Am 11. November 2022 gelang die Befreiung der Stadt durch ukrainische Truppen. Die weltweit gezeigten Bilder von jubelnden Einwohnern, die die ankommenden ukrainischen Soldaten umarmten, wirken bis heute als Zeichen der Hoffnung.
Doch das Leben in Cherson blieb schwierig. Fortwährender Beschuss und die Überflutungen, die durch die Zerstörung der Kachowka-Stauanlage verursacht wurden, stellen die Stadt bis heute vor große Herausforderungen. Die Archive der Region Cherson stehen dabei symbolisch für den Überlebenskampf einer ganzen Gesellschaft. Inmitten der Besatzung und der späteren Befreiung war das Schicksal der Archive ungewiss – sie mussten geschützt, gerettet oder evakuiert werden. Ihre Bestände erzählen die lang zurückreichende Geschichte der Region, während die Erfahrungen ihrer Mitarbeiter die jüngsten historischen Gegebenheiten verkörpern.
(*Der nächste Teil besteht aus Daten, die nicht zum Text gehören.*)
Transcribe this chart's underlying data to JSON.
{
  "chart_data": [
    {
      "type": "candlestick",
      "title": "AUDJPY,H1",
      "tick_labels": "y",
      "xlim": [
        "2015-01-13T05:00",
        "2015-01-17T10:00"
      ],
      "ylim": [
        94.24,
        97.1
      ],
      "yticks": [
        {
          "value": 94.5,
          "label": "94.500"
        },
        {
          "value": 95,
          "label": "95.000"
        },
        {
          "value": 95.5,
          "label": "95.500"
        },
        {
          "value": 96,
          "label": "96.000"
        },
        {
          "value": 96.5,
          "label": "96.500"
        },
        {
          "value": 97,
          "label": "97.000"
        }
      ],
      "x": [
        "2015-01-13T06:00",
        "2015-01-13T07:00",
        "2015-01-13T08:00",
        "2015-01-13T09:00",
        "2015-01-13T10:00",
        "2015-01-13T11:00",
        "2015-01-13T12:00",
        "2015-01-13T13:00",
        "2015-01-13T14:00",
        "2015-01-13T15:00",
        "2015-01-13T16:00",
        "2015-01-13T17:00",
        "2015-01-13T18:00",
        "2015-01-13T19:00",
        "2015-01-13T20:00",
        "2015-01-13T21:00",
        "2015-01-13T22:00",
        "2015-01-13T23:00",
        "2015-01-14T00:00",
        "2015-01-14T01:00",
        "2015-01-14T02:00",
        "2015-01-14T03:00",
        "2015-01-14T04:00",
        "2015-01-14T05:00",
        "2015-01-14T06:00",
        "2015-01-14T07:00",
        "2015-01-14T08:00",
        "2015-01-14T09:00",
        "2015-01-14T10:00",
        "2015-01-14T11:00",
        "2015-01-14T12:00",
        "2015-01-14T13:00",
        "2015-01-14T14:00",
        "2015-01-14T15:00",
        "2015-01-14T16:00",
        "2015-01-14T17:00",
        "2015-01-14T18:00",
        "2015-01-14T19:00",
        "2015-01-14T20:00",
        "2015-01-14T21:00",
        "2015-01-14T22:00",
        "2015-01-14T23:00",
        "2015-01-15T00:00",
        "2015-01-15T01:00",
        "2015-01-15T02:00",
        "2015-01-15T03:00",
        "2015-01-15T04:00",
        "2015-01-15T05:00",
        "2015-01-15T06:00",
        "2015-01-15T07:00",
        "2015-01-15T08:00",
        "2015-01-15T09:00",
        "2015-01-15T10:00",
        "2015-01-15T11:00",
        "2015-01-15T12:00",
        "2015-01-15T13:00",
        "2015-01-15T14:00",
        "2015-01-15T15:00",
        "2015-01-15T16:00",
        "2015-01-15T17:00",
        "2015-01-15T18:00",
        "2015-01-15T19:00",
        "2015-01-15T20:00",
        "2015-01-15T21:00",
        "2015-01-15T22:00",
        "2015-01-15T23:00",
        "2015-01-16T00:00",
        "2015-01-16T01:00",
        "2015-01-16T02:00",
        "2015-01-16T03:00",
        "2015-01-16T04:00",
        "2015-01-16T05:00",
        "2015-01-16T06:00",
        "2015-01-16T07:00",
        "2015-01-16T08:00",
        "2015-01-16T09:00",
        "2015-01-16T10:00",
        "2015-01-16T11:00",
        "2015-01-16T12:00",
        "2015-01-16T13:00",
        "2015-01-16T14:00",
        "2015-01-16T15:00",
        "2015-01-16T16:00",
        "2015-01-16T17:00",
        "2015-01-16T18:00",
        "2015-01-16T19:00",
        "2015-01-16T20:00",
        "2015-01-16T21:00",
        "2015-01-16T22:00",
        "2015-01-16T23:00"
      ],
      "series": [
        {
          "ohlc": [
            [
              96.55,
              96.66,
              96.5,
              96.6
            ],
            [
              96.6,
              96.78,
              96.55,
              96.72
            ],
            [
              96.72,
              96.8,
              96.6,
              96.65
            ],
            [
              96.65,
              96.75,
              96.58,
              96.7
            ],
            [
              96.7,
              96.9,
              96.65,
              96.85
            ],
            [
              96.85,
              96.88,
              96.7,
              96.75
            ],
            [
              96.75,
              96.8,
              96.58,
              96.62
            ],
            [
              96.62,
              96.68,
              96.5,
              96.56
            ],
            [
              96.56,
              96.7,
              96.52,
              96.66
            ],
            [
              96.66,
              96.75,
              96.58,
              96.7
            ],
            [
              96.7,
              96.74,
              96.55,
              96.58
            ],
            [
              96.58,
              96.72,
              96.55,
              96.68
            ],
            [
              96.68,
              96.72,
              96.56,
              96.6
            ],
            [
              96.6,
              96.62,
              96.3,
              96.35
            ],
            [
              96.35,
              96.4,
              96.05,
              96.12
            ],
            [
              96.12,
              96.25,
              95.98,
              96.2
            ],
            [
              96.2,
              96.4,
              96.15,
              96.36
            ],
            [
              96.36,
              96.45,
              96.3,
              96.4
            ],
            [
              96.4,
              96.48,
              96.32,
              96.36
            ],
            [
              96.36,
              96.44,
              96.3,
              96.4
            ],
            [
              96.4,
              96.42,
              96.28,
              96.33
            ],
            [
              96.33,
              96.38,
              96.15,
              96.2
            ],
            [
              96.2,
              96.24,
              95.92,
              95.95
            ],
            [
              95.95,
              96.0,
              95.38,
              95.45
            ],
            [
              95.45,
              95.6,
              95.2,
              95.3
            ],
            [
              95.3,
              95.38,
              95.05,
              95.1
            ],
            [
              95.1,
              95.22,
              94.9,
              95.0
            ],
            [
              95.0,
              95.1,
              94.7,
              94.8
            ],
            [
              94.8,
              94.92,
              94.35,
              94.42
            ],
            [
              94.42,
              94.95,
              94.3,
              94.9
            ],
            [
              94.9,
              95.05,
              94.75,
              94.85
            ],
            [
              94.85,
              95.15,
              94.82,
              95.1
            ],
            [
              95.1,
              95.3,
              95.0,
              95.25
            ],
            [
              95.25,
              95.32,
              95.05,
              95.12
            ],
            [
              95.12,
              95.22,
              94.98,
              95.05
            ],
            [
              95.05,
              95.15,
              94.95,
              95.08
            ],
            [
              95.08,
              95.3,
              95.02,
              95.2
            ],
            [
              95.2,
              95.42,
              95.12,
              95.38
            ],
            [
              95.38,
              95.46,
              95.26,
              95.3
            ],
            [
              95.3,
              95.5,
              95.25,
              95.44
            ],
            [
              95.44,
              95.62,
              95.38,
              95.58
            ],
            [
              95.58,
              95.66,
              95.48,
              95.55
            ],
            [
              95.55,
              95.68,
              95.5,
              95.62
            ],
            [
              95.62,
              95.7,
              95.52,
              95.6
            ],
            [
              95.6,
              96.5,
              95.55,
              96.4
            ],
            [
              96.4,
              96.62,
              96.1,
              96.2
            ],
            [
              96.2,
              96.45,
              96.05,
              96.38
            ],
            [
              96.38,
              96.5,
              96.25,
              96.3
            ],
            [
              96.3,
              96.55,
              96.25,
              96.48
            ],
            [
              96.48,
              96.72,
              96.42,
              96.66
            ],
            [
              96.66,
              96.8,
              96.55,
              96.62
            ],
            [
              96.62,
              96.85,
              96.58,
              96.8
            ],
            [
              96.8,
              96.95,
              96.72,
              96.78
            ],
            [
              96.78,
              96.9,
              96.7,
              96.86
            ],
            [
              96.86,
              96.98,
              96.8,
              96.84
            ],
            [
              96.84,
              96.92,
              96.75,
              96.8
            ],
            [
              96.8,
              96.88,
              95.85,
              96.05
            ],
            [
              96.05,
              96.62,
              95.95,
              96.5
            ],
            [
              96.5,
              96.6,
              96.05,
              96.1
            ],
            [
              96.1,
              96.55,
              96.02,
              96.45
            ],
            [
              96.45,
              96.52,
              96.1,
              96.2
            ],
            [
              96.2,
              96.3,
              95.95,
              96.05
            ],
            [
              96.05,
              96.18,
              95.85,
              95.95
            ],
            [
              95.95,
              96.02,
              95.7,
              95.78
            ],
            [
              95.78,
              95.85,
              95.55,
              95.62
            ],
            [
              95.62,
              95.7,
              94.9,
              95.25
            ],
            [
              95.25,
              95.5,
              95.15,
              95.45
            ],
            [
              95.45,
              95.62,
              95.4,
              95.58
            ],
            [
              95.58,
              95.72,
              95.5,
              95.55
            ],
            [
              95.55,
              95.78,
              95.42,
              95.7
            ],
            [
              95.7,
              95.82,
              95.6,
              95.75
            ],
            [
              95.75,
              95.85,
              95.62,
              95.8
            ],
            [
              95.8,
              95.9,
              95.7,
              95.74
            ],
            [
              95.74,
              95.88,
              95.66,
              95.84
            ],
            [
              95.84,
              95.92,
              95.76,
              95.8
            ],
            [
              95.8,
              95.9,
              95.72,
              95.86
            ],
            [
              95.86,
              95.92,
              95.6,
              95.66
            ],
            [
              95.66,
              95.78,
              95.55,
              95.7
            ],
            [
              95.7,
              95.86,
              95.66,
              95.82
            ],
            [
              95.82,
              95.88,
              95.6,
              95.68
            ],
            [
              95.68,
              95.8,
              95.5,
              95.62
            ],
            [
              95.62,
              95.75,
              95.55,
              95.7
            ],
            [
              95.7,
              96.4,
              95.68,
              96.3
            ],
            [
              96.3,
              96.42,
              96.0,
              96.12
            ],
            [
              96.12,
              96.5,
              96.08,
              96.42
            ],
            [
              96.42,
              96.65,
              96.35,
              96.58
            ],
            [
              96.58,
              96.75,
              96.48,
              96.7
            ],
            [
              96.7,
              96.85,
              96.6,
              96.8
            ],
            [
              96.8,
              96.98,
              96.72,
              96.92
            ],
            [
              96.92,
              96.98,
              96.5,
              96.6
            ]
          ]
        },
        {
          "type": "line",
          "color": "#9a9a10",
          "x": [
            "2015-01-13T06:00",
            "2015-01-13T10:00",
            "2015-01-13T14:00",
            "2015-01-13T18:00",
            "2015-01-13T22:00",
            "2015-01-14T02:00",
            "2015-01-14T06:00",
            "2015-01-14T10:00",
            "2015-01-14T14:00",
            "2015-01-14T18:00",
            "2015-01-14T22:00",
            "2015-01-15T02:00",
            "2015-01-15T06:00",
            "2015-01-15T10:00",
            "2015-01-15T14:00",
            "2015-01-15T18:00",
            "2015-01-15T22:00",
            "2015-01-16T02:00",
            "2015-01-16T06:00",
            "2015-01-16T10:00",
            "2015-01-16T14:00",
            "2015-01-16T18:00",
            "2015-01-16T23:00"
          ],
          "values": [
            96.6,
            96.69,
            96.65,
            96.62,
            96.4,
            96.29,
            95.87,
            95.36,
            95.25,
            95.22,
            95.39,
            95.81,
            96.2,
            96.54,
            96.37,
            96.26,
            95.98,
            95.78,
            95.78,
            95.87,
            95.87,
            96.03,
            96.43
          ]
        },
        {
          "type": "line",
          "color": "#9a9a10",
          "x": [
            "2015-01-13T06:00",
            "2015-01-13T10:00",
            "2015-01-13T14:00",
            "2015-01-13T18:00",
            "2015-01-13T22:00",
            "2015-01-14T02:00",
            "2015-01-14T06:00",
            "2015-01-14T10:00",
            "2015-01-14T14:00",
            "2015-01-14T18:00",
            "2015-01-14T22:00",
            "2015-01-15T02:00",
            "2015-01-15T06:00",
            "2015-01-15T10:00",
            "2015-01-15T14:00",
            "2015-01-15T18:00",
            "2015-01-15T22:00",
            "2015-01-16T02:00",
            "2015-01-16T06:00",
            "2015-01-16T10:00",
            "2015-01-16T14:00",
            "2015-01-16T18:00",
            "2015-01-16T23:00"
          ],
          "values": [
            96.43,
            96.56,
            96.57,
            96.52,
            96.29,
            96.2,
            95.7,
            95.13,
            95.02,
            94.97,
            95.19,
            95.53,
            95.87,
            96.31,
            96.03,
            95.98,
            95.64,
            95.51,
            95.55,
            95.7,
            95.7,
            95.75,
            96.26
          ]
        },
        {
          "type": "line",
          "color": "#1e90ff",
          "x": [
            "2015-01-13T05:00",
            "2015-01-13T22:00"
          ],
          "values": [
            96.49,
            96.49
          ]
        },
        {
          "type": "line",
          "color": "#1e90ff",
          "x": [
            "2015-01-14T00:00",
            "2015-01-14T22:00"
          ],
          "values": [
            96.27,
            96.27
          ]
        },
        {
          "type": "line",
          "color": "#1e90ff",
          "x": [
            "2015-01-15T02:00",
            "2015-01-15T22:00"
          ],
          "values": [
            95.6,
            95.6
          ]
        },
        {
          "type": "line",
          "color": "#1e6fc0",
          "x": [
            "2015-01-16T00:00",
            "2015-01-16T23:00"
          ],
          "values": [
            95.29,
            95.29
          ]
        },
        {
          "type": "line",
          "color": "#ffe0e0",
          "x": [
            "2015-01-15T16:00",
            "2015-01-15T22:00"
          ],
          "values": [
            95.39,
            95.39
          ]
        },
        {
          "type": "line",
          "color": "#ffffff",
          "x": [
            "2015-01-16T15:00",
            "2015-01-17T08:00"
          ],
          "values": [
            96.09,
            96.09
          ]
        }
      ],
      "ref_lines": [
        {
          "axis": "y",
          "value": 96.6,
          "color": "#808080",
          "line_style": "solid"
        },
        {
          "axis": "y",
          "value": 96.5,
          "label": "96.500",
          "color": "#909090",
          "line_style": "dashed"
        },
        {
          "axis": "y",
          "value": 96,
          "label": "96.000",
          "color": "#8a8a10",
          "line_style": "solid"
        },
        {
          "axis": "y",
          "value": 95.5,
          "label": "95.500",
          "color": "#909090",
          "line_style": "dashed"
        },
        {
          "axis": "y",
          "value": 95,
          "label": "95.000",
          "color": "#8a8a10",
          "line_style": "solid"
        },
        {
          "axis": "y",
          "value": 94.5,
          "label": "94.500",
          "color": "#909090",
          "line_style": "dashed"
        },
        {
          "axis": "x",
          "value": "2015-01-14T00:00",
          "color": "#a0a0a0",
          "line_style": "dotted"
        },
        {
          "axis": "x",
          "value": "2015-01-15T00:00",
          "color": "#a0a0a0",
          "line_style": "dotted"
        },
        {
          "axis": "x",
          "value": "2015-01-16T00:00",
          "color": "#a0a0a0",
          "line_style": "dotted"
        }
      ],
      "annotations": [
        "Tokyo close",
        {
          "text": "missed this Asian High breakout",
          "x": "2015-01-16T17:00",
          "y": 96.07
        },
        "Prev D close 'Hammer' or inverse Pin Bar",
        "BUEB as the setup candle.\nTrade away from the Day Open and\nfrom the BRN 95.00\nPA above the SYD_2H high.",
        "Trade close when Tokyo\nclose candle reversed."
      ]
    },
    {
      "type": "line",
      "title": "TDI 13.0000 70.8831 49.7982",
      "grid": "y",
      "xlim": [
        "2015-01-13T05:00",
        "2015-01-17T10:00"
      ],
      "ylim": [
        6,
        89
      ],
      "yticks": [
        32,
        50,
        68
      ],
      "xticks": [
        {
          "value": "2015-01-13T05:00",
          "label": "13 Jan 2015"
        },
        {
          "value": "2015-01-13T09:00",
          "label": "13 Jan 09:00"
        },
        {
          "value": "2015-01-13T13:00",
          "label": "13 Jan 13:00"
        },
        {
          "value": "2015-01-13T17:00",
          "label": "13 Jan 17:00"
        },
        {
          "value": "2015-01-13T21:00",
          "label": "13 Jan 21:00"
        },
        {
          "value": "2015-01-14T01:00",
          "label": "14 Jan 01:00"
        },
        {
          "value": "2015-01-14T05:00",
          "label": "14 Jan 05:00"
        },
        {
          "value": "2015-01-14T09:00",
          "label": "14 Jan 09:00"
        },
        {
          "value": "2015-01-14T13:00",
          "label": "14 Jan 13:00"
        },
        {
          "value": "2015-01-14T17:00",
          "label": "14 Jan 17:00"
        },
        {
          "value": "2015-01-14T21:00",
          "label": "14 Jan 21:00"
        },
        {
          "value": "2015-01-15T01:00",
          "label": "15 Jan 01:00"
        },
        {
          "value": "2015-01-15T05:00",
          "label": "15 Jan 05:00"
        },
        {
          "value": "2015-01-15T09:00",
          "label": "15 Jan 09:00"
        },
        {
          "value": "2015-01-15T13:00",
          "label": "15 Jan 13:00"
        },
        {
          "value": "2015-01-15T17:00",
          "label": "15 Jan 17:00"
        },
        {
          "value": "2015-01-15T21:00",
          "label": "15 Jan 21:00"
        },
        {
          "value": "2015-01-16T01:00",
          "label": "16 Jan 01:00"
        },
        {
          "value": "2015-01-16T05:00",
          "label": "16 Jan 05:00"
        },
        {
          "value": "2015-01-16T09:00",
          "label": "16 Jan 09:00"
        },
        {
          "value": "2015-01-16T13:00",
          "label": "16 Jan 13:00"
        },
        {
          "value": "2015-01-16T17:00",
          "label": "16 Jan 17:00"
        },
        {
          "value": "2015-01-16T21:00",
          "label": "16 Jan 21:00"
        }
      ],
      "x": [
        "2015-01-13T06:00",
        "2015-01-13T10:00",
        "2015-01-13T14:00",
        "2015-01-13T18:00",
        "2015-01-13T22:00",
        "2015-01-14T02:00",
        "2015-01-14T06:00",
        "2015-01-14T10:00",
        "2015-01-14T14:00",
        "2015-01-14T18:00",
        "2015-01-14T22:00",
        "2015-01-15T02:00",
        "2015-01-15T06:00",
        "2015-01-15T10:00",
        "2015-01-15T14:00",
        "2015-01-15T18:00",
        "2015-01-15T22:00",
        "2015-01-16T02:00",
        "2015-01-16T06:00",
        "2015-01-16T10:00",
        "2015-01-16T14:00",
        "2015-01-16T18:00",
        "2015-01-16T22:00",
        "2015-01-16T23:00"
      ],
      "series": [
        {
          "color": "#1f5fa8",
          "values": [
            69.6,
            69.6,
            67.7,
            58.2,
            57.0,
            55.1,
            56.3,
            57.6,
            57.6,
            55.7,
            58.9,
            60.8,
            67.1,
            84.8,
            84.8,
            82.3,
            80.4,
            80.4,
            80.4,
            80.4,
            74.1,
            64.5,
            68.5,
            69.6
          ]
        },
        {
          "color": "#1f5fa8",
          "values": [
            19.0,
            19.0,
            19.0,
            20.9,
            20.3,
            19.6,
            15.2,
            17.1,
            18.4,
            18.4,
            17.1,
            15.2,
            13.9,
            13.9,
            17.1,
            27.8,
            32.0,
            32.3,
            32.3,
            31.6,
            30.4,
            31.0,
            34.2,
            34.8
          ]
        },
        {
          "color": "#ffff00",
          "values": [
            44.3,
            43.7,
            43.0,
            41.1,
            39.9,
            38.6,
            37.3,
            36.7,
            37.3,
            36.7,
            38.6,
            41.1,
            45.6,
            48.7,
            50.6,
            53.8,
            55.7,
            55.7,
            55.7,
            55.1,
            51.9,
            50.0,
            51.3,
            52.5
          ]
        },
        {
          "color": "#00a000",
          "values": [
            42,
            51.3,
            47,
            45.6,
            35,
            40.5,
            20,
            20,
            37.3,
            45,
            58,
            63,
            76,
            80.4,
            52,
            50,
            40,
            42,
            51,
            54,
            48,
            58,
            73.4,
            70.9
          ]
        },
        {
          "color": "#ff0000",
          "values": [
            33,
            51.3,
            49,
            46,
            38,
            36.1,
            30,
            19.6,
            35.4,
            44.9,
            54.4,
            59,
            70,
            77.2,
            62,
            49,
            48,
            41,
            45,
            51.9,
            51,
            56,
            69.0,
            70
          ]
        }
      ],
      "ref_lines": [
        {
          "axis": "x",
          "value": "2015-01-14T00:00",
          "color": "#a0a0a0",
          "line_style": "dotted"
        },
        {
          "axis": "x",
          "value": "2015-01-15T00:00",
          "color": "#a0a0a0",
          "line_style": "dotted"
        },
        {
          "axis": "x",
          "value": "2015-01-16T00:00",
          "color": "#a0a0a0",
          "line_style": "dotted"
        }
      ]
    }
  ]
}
Während der russischen Besatzung wurden viele Archivbestände geplündert, Gebäude zerstört oder beschädigt, darunter auch die Einrichtungen in Welyka Oleksandriwka, Wysokopillja und Beryslaw. In dem Vortrag wird deswegen Filmmaterial gezeigt, das die Vorgehensweise der russischen Soldaten dokumentiert. Gezeigt wird auch, welch enorme logistische und emotionale Herausforderung die Evakuierung und Sicherung von Archivbeständen darstellte.
Sowohl in den ersten Kriegsmonaten als auch während der Überflutungen im Sommer 2023 gelang es, wertvolle Dokumente zu retten und zu bewahren. Nach der Befreiung der Region nahm das Archiv seine Arbeit wieder auf, organisierte die verbliebenen Bestände und begann mit der Wiederherstellung der beschädigten Einrichtungen. Die Geschichte der Archive steht exemplarisch für die Resilienz der ukrainischen Gesellschaft. Unter den Bedingungen des Krieges wurden neue Formate wie „Ausstellungen in Schutzräumen“ entwickelt, um trotz der Sicherheitslage die Entstehung von kulturellen und historisch-politischen Bildungsprojekte zu ermöglichen.
Die Archivare selbst gehen über ihre beruflichen Aufgaben hinaus: Sie arbeiten ehrenamtlich, beteiligen sich an kulturellen Projekten, setzen ihre akademischen Studien fort und leisten einen wichtigen Beitrag zur wissenschaftlichen Forschung.
Mit Unterstützung der internationalen Gemeinschaft, darunter Initiativen wie „Ukrainische Archive Retten“, ist es gelungen, die materielle und technische Basis der Archive zu stabilisieren und weiter auszubauen. Diese Bemühungen sichern nicht nur das historische Erbe der Region, sondern stärken auch das kulturelle Selbstbewusstsein einer Gesellschaft, die sich gegen den russischen Angriffskrieg behauptet.
Diese Veranstaltung würdigt in erster Linie die Arbeit, den Einsatz und das enorme Organisationstalent der Archivare. Sie zeigt aber auch, wie wichtig internationale Solidarität und Unterstützung sind. Gemeinsam setzen wir ein Zeichen für den Schutz von Geschichte und Kultur – selbst unter schwierigsten Bedingungen.